In honor of Holocaust Memorial Day, I’ll share with you a section from a book about daily life in my father’s shtetl. The book is called Memories of Ozarov, by Hillel Adler. Second-generation survivors owe a great debt to authors such as Adler, who died in 1996. In addition to this (possibly exaggerated) account, the book contains the only existing photograph of my father as a child.
My grandfather frequently served on the local rabbinic court. Here is what Adler writes about him:
Pinchas lived with his family at 21 Main Street. He was one of the most talented Talmudists. You could often see him at his table by a window immersed in the study of his holy books. His wife Faiga had a little milk and cheese business. Every morning she would make deliveries to her Jewish customers. And if one of those customers actually came to their house to fetch a liter of milk while Faiga was away, Reb Pinchas was displeased. He would have much preferred to avoid opening the door so as not to lose precious time away from his portion. Despite Pinchas’ entire days spent in prayer, the good Lord never seemed to send down enough from Heaven to feed his three [MiI: four] children, of whom the eldest was a girl named Hendel.
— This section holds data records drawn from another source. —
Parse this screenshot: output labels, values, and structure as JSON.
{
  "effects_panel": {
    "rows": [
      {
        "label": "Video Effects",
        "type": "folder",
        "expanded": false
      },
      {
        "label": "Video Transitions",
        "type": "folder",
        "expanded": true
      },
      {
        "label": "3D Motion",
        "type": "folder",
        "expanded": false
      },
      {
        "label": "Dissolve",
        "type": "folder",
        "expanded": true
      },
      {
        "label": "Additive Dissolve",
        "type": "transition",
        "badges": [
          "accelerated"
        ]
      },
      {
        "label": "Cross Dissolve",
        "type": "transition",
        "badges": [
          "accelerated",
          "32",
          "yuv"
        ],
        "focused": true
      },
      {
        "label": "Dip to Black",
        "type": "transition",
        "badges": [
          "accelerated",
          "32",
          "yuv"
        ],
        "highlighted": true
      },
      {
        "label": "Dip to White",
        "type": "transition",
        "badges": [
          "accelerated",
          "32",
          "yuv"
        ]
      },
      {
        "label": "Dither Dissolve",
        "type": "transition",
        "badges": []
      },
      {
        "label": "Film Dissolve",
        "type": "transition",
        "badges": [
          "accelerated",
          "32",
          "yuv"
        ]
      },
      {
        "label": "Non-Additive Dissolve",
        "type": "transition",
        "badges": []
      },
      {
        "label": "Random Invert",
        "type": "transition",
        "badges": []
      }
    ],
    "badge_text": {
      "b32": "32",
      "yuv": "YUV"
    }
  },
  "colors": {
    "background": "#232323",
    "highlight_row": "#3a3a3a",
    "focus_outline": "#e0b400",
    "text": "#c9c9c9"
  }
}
This daughter Hendel shone in her studies of Yiddish, Polish and Hebrew. She also learned Talmud with her father, very rare for a girl of that time, and took part in the settlement of disputes with her father.
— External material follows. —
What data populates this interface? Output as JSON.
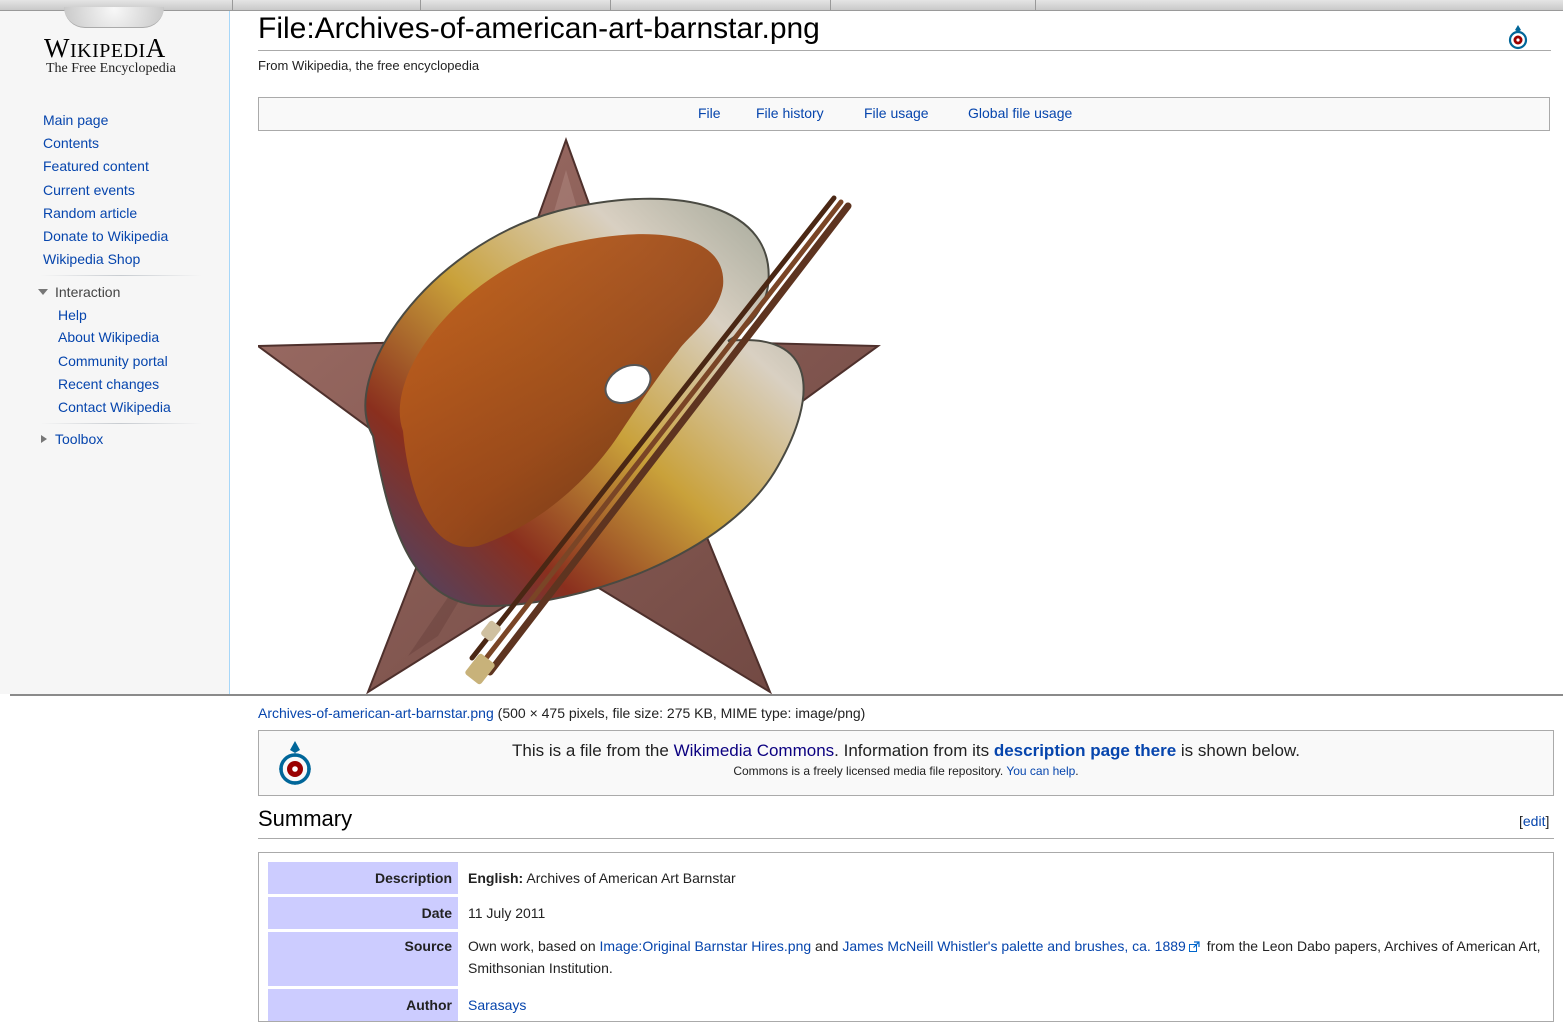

With such Talmudic knowledge, Reb Pinchas regretted that she was not a boy, who might in that case have one day become a rabbi. Who would have thought at that time that by the end of the century there could be such a thing as a female rabbi! But in Ozarow Hendel had to be content with giving lessons to a few children whose parents were well-off. One of these children was Chana, the daughter of Rabbi Reuven Epsztein, a girl who had been allowed to forgo the public Polish school. Hendel taught her the required seven-year curriculum.
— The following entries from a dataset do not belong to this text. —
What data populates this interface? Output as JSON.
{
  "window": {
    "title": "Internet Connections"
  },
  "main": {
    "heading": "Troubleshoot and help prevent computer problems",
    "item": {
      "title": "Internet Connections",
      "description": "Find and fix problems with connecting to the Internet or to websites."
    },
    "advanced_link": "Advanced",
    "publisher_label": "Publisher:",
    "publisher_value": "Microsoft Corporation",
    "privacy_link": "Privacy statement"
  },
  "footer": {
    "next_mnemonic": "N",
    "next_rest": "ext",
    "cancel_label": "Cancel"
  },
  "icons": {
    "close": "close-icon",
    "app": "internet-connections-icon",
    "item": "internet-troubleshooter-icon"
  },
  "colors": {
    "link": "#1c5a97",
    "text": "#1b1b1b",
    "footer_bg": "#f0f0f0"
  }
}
On September 6, 1939, the sixth day of the war, Hendel was shot by the first German patrol in Ozarow. (pp. 56-57)
In 1942, when Germans decided to liquidate the town, my father escaped with false papers. My grandfather was concerned about whether my father should take the tefillin made according to the opinion of Rashi, or Rabbenu Tam. My father realized that carrying tefillin (phylacteries) was out of the question. He cut off his peyot (sidelocks) and removed his thick glasses. Then he walked away as if he knew where he was going. No one stopped him (at that point).
After wandering around Poland, he worked in a German factory along with other foreigners brought to replace the dwindling German workforce. Only after the war did my father learn that his parents, younger sister, and brother, were murdered in the death camp of Treblinka.